Cobre el martes. Pagamos la luz, el gas, la cooperadora de la escuela de los chicos, y me quedaron mil trescientos pesos. No alcanza ni para un porrón. Pero bueno. Acá estamos. Él y yo. Ninguno es malo. Pero estamos cansados.

Nos queremos, supongo. O nos cuidamos, que es parecido. Vivimos juntos en una casa que se sostiene de milagro, entre paredes que se humedecen cuando llueve fuerte. Acá todos la reman. Algunas cosas se pueden hacer. Otras brillan un poco antes de apagarse. La vida es esa mezcla.

No hay nada épico en prender la hornalla con un fósforo humedecido. Ni en contar los puchos. No hay gloria en tener la heladera vacía y hacer rendir la tristeza echándole agua a la botella de champú. Pero igual, sigo.

Me levanto porque no queda otra. Porque el cuerpo, como un bicho sin rumbo, se arrastra hasta el día. Enciendo la radio, no por compañía, sino por no escucharme. El televisor se rompió hace como dos años, me entretenía más, ya nadie arregla esas cosas.

Afuera, la ciudad bosteza con olor a aceite quemado de colectivo fundido y humo. Adentro, yo: una mujer cualquiera, en cualquier barrio de cualquier ciudad latinoamericana, sobreviviendo a esta coreografía sin música.

Él duerme todavía. Lo miro. Parece otro. Siempre parece otro. Compartimos el colchón como quien comparte una ruina. Nos tocamos a veces, sí, pero más por reflejo que por deseo. Ya ni siquiera nos reprochamos. Es un vínculo que se pudrió en silencio, como una fruta olvidada en el cajón de la heladera. La costumbre de no estar solos nos hizo esta trampa.
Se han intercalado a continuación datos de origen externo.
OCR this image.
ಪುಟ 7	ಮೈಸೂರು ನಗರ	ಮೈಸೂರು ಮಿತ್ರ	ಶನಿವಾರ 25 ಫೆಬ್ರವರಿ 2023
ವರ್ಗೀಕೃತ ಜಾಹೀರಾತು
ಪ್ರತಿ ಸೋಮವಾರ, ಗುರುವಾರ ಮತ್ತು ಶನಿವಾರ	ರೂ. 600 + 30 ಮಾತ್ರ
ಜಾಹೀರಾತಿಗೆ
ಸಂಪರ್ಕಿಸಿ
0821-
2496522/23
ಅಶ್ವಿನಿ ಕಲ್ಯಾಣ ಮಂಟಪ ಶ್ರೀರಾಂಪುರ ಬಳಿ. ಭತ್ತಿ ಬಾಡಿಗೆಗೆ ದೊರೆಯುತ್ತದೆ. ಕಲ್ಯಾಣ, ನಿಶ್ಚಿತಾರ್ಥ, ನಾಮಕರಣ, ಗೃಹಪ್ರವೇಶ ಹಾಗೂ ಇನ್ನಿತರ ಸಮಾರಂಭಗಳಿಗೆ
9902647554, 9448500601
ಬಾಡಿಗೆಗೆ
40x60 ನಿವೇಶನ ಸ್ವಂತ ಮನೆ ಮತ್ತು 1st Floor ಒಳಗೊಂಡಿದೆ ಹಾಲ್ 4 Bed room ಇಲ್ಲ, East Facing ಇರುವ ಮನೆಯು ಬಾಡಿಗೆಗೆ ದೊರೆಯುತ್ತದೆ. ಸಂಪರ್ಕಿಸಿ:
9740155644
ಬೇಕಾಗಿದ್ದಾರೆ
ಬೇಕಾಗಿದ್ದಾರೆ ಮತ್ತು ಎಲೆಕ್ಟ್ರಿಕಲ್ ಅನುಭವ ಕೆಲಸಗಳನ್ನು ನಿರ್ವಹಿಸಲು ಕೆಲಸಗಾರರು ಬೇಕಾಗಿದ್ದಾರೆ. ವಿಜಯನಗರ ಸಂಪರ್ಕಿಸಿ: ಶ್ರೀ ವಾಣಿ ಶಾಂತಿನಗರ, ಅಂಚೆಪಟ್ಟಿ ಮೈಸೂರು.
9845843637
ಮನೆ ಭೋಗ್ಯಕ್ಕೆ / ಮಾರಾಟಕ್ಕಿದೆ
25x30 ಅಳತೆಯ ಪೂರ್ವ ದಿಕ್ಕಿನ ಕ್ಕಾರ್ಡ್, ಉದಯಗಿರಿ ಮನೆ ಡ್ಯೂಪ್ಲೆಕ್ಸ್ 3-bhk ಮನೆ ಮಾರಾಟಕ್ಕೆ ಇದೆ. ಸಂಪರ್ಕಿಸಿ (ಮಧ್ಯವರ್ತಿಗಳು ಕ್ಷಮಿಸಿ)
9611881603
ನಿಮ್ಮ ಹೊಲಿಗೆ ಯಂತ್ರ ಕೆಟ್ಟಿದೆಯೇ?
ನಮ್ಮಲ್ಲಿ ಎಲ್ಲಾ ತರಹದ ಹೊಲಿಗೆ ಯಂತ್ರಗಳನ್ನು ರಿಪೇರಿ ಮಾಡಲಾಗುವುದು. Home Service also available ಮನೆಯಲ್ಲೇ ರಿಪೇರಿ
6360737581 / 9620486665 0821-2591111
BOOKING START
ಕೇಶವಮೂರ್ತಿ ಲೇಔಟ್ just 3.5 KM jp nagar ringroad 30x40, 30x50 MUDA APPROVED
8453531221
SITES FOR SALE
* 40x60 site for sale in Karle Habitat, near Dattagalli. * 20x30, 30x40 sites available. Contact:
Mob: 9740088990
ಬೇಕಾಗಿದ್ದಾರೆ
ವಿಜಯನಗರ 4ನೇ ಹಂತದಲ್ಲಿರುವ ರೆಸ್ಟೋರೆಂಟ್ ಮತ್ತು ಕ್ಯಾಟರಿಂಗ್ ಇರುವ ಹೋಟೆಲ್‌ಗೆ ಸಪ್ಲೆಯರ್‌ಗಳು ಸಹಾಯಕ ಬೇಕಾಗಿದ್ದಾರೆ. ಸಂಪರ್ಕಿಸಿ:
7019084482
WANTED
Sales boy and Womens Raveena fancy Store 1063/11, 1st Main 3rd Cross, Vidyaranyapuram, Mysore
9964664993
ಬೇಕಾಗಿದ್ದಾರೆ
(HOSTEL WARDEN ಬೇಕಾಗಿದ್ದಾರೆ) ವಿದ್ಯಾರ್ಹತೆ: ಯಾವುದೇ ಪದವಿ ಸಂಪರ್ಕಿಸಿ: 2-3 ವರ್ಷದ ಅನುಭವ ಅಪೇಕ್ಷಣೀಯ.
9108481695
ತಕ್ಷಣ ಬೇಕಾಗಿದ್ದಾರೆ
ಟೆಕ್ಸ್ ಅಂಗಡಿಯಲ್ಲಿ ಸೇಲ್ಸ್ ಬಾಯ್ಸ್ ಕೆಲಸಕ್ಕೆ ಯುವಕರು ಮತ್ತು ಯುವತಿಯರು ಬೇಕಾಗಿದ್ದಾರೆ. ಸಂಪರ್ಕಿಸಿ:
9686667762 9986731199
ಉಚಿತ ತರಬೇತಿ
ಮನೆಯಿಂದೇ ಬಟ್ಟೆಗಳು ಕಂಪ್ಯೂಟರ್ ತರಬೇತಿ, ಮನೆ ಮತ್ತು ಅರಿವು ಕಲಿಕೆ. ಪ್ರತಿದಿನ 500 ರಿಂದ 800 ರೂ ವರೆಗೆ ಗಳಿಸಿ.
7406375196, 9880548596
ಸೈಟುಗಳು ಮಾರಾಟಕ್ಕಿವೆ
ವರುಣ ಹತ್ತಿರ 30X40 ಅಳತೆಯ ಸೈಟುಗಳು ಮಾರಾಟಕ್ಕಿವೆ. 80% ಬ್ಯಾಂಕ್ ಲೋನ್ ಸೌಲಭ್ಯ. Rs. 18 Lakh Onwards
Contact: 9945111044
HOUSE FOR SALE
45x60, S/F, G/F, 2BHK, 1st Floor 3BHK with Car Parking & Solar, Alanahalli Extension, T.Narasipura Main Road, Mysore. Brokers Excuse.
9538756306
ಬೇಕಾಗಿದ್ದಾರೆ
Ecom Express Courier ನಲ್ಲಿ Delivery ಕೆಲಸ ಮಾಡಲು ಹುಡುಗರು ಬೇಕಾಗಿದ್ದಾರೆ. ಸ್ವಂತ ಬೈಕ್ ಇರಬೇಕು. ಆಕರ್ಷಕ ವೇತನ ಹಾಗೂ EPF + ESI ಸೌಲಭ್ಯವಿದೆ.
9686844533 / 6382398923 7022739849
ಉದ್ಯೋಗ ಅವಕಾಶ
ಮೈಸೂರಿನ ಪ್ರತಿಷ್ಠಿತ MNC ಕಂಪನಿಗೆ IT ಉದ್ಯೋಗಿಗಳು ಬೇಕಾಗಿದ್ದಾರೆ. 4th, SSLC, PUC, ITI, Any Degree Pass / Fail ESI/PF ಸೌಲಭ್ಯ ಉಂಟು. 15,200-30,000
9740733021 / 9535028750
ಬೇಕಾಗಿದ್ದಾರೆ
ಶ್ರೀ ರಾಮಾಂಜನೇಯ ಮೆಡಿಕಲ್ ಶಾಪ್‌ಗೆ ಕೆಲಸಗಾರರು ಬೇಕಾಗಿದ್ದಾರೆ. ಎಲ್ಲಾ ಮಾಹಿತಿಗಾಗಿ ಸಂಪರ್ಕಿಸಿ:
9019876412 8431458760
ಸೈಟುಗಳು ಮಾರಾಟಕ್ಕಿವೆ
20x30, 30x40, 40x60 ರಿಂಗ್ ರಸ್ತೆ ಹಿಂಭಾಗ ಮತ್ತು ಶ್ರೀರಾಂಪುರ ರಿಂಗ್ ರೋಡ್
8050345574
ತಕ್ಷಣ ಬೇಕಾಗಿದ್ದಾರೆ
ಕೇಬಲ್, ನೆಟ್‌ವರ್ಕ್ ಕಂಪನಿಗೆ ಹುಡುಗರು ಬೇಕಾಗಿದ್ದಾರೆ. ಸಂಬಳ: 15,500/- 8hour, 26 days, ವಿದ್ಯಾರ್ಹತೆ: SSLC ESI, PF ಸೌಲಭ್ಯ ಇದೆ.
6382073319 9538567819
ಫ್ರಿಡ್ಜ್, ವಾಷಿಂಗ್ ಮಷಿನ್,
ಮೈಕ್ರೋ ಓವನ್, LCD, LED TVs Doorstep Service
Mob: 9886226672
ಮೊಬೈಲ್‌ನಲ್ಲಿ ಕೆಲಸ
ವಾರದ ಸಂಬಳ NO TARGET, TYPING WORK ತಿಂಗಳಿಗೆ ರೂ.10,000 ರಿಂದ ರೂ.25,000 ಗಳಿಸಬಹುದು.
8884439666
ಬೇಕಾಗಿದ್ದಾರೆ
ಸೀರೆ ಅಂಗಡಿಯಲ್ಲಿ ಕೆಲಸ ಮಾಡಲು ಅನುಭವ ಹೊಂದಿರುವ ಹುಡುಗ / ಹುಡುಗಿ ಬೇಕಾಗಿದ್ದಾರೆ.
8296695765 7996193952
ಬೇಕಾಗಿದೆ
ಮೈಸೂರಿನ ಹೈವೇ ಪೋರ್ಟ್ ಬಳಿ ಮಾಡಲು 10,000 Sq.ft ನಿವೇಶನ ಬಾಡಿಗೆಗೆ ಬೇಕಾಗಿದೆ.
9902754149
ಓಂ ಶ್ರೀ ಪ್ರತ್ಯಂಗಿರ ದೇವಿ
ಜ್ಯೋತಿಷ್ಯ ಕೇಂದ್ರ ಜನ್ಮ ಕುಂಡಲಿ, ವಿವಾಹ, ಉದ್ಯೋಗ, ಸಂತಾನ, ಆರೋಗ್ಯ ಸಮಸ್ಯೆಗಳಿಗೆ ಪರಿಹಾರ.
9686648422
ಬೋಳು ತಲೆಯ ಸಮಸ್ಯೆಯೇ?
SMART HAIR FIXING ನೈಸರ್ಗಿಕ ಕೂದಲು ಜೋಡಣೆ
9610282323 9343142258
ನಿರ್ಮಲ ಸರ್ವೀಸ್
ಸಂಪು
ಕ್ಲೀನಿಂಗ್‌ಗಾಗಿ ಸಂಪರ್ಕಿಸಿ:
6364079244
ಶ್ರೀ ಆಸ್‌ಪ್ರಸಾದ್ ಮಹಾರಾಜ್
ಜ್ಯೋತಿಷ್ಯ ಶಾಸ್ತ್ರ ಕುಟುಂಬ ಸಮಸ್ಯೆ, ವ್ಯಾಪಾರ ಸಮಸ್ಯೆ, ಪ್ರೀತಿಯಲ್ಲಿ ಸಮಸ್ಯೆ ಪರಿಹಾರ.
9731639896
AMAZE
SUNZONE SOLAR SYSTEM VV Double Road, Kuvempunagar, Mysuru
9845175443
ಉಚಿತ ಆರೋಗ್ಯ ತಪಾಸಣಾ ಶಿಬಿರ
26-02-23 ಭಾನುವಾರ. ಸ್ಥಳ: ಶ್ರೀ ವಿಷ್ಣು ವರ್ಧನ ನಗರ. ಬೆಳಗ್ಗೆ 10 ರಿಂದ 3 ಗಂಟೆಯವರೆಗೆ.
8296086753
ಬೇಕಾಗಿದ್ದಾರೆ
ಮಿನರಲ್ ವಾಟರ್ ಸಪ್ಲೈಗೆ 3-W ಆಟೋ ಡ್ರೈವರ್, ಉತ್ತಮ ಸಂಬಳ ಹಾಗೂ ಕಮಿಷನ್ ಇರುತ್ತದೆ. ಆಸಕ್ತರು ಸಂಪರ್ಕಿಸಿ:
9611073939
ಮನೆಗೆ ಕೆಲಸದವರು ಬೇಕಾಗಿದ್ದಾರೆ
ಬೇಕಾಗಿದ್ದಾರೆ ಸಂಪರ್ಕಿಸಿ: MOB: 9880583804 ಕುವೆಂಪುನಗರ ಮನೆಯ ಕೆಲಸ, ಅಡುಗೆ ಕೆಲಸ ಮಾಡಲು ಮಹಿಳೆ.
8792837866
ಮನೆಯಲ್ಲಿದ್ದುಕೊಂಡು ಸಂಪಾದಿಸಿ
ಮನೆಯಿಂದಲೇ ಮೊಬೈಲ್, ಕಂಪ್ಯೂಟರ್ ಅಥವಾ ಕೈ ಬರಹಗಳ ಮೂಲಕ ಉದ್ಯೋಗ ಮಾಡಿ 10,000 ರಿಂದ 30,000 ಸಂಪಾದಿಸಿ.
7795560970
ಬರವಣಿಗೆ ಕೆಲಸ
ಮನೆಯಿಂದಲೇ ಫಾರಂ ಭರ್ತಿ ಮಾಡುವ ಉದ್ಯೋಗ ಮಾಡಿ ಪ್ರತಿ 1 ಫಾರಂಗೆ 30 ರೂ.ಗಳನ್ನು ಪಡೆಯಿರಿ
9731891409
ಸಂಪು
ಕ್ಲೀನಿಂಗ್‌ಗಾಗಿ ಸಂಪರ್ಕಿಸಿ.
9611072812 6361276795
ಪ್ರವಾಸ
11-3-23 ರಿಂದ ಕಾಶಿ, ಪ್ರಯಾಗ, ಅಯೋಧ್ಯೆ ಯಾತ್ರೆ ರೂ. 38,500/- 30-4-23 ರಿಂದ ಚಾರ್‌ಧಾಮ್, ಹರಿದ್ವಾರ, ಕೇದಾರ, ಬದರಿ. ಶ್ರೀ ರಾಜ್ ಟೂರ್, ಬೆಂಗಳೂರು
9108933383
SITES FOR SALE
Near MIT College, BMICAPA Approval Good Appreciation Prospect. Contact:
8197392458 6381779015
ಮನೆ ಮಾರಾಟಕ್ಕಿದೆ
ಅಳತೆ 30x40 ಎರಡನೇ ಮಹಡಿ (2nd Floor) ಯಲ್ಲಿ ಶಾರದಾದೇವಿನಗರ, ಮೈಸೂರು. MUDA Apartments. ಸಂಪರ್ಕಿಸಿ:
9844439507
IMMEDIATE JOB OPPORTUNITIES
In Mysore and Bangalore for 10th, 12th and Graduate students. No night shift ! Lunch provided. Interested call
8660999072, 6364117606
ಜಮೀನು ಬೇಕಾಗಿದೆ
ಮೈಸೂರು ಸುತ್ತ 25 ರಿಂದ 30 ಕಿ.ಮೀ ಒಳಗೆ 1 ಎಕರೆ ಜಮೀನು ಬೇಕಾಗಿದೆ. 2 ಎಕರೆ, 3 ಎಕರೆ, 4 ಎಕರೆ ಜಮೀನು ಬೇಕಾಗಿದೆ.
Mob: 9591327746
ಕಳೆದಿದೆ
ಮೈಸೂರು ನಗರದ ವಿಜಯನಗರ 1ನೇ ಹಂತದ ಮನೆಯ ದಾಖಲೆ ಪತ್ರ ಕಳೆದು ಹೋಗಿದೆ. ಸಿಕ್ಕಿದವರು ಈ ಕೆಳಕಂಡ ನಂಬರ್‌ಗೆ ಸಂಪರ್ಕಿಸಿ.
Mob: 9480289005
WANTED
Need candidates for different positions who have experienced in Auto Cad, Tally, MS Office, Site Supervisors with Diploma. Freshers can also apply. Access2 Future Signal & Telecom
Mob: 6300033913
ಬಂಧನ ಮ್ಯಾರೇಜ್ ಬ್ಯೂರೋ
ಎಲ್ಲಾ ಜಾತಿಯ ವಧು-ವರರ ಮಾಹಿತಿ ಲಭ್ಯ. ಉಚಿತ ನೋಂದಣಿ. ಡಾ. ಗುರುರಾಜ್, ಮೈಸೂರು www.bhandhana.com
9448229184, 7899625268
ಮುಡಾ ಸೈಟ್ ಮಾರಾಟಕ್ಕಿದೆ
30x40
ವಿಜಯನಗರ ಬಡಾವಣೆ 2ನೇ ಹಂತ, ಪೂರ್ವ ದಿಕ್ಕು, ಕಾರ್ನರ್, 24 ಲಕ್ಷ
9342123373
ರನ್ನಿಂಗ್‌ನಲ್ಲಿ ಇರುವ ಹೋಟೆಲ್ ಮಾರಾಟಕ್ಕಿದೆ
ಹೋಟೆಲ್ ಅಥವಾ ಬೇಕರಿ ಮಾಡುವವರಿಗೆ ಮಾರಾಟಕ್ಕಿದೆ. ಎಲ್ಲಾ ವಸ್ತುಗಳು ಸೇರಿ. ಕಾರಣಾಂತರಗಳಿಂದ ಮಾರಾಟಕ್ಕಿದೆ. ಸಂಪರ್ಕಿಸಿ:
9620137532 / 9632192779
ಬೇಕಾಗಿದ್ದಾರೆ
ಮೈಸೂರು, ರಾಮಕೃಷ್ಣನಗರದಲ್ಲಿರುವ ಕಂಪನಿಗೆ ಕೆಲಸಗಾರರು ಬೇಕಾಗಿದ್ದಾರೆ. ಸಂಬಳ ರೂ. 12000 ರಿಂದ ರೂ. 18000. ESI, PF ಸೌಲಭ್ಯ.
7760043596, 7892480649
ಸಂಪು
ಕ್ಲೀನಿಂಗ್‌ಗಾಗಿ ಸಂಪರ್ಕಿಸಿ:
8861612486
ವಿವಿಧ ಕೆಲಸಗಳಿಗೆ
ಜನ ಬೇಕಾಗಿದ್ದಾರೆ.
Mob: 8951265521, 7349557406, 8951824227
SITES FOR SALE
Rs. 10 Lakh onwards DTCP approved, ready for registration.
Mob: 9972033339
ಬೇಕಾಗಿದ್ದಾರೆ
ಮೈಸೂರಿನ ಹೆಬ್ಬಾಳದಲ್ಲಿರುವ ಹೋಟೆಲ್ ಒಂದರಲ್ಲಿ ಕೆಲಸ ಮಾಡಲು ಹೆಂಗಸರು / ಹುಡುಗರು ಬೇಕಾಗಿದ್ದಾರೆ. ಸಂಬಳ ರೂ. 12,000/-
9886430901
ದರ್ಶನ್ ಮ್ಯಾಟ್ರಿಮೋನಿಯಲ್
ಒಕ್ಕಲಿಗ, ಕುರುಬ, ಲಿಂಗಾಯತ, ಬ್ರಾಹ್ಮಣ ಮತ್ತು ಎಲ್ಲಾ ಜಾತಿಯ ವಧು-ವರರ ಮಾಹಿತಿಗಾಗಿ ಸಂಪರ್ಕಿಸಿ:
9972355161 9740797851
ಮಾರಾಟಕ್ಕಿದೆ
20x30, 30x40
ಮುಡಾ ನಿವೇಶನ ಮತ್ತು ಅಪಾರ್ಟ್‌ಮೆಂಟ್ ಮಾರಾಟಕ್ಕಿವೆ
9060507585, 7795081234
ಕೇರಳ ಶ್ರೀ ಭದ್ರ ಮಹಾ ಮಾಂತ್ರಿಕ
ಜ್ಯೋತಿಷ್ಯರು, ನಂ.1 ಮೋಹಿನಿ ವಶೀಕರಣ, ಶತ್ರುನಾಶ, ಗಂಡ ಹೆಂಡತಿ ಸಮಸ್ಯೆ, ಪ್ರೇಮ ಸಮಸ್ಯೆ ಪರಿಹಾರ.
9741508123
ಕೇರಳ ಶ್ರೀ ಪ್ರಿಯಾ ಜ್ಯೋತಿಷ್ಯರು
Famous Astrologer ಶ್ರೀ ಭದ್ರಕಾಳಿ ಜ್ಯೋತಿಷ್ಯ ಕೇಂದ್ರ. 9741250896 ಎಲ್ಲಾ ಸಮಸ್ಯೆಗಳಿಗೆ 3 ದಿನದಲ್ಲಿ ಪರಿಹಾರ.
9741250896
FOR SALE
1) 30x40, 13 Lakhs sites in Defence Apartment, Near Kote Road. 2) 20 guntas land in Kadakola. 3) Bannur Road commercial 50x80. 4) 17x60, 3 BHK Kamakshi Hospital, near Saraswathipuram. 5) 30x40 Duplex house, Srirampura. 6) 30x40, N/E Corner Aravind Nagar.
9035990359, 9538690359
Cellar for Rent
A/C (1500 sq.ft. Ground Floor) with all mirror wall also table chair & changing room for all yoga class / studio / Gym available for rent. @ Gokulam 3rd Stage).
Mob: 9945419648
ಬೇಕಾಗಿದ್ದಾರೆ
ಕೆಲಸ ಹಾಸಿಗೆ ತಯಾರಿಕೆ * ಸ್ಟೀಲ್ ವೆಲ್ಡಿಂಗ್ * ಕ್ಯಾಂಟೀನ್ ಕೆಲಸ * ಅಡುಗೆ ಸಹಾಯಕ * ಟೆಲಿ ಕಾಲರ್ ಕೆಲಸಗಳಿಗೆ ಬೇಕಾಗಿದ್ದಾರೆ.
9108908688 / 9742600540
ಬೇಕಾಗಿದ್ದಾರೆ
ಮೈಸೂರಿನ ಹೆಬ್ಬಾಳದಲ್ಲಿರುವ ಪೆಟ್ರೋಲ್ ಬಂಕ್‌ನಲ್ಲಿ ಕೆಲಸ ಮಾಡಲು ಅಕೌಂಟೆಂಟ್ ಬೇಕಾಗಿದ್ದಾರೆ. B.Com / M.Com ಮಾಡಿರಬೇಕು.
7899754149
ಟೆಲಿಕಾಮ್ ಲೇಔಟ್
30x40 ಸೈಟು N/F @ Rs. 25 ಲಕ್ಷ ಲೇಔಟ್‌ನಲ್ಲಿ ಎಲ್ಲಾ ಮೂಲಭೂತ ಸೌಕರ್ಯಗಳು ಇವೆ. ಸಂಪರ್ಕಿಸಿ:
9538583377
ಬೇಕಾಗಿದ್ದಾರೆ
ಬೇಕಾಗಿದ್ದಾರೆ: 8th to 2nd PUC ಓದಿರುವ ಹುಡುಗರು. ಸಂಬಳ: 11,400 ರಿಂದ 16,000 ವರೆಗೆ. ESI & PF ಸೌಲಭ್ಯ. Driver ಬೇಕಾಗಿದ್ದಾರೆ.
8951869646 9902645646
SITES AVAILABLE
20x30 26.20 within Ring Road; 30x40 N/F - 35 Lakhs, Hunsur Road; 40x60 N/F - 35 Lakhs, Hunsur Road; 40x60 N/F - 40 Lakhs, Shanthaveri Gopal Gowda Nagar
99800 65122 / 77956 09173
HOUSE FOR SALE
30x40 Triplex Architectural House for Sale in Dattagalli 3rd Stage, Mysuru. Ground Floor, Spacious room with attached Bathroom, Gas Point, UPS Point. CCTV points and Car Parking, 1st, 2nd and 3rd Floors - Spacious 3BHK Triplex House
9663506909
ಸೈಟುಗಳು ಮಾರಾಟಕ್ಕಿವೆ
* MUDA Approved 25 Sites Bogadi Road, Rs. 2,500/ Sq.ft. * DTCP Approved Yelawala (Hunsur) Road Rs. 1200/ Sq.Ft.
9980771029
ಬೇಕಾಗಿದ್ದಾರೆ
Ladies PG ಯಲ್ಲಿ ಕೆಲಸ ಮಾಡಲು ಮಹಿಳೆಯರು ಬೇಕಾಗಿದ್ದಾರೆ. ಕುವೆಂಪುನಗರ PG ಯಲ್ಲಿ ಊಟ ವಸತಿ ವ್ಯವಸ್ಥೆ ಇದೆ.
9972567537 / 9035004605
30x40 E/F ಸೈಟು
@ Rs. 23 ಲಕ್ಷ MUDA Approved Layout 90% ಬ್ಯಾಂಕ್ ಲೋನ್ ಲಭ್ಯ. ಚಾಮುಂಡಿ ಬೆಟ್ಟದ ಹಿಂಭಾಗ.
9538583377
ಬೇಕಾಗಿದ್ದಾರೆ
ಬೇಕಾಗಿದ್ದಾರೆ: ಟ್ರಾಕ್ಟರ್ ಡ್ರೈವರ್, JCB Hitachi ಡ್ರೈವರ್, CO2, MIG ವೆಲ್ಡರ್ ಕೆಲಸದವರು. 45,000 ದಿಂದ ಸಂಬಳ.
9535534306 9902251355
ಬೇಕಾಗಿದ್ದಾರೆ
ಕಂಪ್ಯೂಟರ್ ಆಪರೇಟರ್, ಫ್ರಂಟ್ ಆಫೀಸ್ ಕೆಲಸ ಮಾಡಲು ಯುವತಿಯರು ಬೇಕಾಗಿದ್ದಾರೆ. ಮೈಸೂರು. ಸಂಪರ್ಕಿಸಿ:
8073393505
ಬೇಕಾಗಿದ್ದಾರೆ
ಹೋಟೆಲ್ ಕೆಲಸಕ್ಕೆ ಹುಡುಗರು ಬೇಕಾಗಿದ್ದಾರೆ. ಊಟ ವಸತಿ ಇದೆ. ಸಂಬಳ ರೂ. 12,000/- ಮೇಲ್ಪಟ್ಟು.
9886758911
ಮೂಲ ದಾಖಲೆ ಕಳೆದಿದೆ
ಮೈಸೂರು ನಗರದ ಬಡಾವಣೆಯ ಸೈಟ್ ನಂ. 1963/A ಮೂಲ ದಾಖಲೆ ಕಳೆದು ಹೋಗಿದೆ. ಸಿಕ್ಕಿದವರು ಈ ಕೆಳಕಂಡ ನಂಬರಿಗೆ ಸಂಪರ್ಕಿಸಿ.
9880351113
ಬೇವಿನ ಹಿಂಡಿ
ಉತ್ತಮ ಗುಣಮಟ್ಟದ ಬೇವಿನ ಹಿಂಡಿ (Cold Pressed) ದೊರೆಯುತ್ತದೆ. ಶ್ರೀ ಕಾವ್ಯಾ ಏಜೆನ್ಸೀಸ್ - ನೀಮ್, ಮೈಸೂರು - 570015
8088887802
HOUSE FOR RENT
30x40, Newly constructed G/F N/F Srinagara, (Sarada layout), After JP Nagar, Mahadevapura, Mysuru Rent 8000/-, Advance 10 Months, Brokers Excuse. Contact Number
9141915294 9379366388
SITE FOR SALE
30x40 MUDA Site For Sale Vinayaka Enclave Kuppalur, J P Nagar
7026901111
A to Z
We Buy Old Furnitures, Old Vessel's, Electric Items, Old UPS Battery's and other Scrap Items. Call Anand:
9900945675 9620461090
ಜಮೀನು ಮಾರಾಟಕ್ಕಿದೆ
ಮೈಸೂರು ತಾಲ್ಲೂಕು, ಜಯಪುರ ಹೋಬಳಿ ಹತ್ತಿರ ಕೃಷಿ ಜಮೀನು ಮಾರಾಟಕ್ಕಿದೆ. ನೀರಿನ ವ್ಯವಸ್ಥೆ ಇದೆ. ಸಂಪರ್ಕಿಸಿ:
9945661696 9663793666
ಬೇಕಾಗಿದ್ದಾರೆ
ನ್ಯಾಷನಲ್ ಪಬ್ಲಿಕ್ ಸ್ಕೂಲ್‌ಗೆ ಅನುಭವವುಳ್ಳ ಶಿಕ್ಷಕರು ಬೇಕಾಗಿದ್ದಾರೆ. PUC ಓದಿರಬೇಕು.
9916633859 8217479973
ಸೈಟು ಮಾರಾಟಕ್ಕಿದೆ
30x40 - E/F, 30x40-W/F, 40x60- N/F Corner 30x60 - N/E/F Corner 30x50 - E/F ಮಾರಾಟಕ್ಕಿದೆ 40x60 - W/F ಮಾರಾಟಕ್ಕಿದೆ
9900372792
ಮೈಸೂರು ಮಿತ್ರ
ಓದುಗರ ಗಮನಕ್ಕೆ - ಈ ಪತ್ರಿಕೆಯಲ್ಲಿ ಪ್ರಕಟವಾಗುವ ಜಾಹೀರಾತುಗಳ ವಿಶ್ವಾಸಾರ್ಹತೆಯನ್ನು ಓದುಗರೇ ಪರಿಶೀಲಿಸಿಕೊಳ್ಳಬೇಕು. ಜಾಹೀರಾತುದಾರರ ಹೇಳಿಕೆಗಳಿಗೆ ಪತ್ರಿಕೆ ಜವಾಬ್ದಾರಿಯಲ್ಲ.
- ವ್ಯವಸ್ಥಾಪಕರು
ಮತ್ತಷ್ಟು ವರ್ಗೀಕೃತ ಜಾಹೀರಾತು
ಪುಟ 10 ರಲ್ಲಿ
La tristeza se ha vuelto mueble. Una silla sin una pata. Una mancha en el espejo que no limpiamos para no vernos. Está, se queda, decora todo. No lloro. No tengo tiempo para llorar. Llora el vino barato cuando cae sobre el mantel de plástico. Llora el viento que entra por una rendija. Llora la perra de la vecina. Yo no. Yo seca. Yo firme.

Mi vieja vive a seis cuadras. Jubilada y enferma, peor que yo. Antes no le cobraban los remedios, ahora sí. A veces me dice que comió pastel de papas o que se hizo un guisito con lo que tenía. Yo le reviso la basura cuando voy, y sé que miente. Entonces, sin decirle nada, le llevo una vianda. Me quedo sin almorzar, pero ella cena. Y me alcanza. Me alcanza con unos mates y unas galletitas. Me alcanza para seguir.

No hay esperanza, ni sueño, ni redención. Hay rutina. Hay cuerpo. Hay una especie de fortaleza que me habita, aunque no la haya pedido. Una forma de no morirse del todo. Me vi con lo que hay. Camino con lo que queda. Me sostengo sin saber en qué.

Resisto. No por heroísmo, sino porque no hay opción. Porque desaparecer cuesta más que seguir. Porque me cubro con la misma frazada agujereada desde hace más de quince años y porque a veces, por suerte, me río.

Y esa risa -mínima, seca, hueca- también es política. También es mi forma de decir: no me vencieron.